Bab 35 :
Nama dan Kenyataan

Banyak nama yang tidak sesuai dengan kenyataan. Tidak usah jauh-jauh. Namaku ada dalam Al-Quran, artinya sabar, kenyataannya sebaliknya, akulah orang yang tidak mampu mengemban nama menjadi kenyataan, karena aku bukanlah orang yang sabar. Dan banyak contoh lagi, tidak usahlah kusebut karena menyangkut orang lain.
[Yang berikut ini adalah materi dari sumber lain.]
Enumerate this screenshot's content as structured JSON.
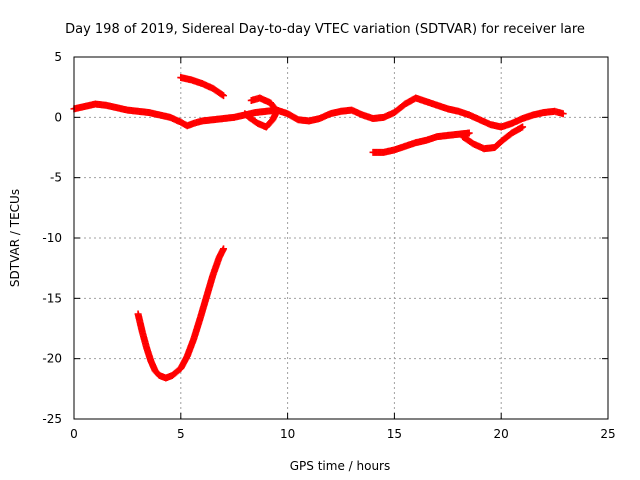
{
  "chart_data": {
    "type": "scatter",
    "title": "Day 198 of 2019, Sidereal Day-to-day VTEC variation (SDTVAR) for receiver lare",
    "xlabel": "GPS time / hours",
    "ylabel": "SDTVAR / TECUs",
    "xlim": [
      0,
      25
    ],
    "ylim": [
      -25,
      5
    ],
    "xticks": [
      0,
      5,
      10,
      15,
      20,
      25
    ],
    "yticks": [
      -25,
      -20,
      -15,
      -10,
      -5,
      0,
      5
    ],
    "grid": true,
    "marker": "plus",
    "color": "#ff0000",
    "series": [
      {
        "name": "track-main",
        "points": [
          [
            0,
            0.7
          ],
          [
            0.5,
            0.9
          ],
          [
            1,
            1.1
          ],
          [
            1.5,
            1.0
          ],
          [
            2,
            0.8
          ],
          [
            2.5,
            0.6
          ],
          [
            3,
            0.5
          ],
          [
            3.5,
            0.4
          ],
          [
            4,
            0.2
          ],
          [
            4.5,
            0.0
          ],
          [
            5,
            -0.4
          ],
          [
            5.3,
            -0.7
          ],
          [
            5.6,
            -0.5
          ],
          [
            6,
            -0.3
          ],
          [
            6.5,
            -0.2
          ],
          [
            7,
            -0.1
          ],
          [
            7.5,
            0.0
          ],
          [
            8,
            0.2
          ],
          [
            8.5,
            0.4
          ],
          [
            9,
            0.5
          ],
          [
            9.5,
            0.6
          ],
          [
            10,
            0.3
          ],
          [
            10.5,
            -0.2
          ],
          [
            11,
            -0.3
          ],
          [
            11.5,
            -0.1
          ],
          [
            12,
            0.3
          ],
          [
            12.5,
            0.5
          ],
          [
            13,
            0.6
          ],
          [
            13.5,
            0.2
          ],
          [
            14,
            -0.1
          ],
          [
            14.5,
            0.0
          ],
          [
            15,
            0.4
          ],
          [
            15.5,
            1.1
          ],
          [
            16,
            1.6
          ],
          [
            16.5,
            1.3
          ],
          [
            17,
            1.0
          ],
          [
            17.5,
            0.7
          ],
          [
            18,
            0.5
          ],
          [
            18.5,
            0.2
          ],
          [
            19,
            -0.2
          ],
          [
            19.5,
            -0.6
          ],
          [
            20,
            -0.8
          ],
          [
            20.5,
            -0.5
          ],
          [
            21,
            -0.1
          ],
          [
            21.5,
            0.2
          ],
          [
            22,
            0.4
          ],
          [
            22.5,
            0.5
          ],
          [
            22.9,
            0.3
          ]
        ]
      },
      {
        "name": "track-upper-arc",
        "points": [
          [
            5,
            3.3
          ],
          [
            5.5,
            3.1
          ],
          [
            6,
            2.8
          ],
          [
            6.5,
            2.4
          ],
          [
            7,
            1.8
          ]
        ]
      },
      {
        "name": "track-loop",
        "points": [
          [
            8.3,
            1.4
          ],
          [
            8.7,
            1.6
          ],
          [
            9.2,
            1.2
          ],
          [
            9.5,
            0.5
          ],
          [
            9.3,
            -0.2
          ],
          [
            9,
            -0.8
          ],
          [
            8.6,
            -0.5
          ],
          [
            8.2,
            0.0
          ],
          [
            8,
            0.3
          ]
        ]
      },
      {
        "name": "track-lower",
        "points": [
          [
            14,
            -2.9
          ],
          [
            14.5,
            -2.9
          ],
          [
            15,
            -2.7
          ],
          [
            15.5,
            -2.4
          ],
          [
            16,
            -2.1
          ],
          [
            16.5,
            -1.9
          ],
          [
            17,
            -1.6
          ],
          [
            17.5,
            -1.5
          ],
          [
            18,
            -1.4
          ],
          [
            18.5,
            -1.3
          ],
          [
            18.2,
            -1.6
          ],
          [
            18.7,
            -2.2
          ],
          [
            19.2,
            -2.6
          ],
          [
            19.7,
            -2.5
          ],
          [
            20,
            -2.0
          ],
          [
            20.5,
            -1.3
          ],
          [
            21,
            -0.8
          ]
        ]
      },
      {
        "name": "track-dip",
        "points": [
          [
            3,
            -16.3
          ],
          [
            3.2,
            -17.8
          ],
          [
            3.4,
            -19.1
          ],
          [
            3.6,
            -20.2
          ],
          [
            3.8,
            -21.0
          ],
          [
            4,
            -21.4
          ],
          [
            4.3,
            -21.6
          ],
          [
            4.6,
            -21.4
          ],
          [
            5,
            -20.8
          ],
          [
            5.3,
            -19.8
          ],
          [
            5.6,
            -18.4
          ],
          [
            5.9,
            -16.7
          ],
          [
            6.2,
            -14.9
          ],
          [
            6.5,
            -13.1
          ],
          [
            6.8,
            -11.6
          ],
          [
            7,
            -10.9
          ]
        ]
      }
    ]
  }
}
Sebaliknya ada nama yang sangat cocok dan serasi dengan kenyataan. Nah, ini yang mau kuceritakan. Namanya Untung, kusebut Mas Untung walaupun dia jauh lebih muda dariku. Nama isterinya Dewi, juga sesuai dengan nama itu, dia betul-betul dewi bagi Mas Untung. Kami berkenalan ketika di udara di dalam pesawat-terbang menuju Jakarta dari Amsterdam. Anaknya dua, semua wanita seperti aku juga. Manis-manis dan lucu, umurnya empat dan enam tahun. Ketika kami bersalaman dan Mas Untung bercerita bahwa dia bekerja di resto di Tilburg, Alphen di Noord Braban, selatan Holland, maka kelakar kami semakin asyik, sebab aku juga "orang resto". Dan dia tampaknya sangat senang sebagaimana aku juga begitu, sama-sama "orang resto". Dan dia baru tahu bahwa di Paris ada resto Indonesia. Tapi aku samasekali tak heran kalau di Tilburg ada resto Indonesia, sebab Holland itu sudah bagaikan "kampung melayu". Di mana-mana ada orang Indonesia, di mana-mana ada resto Indonesia. Di mana dan ke mana saja kita melangkah akan bertemu dengan orang dari Indonesia, mendengar percakapan bahasa Indonesia, bahkan bahasa Jawa!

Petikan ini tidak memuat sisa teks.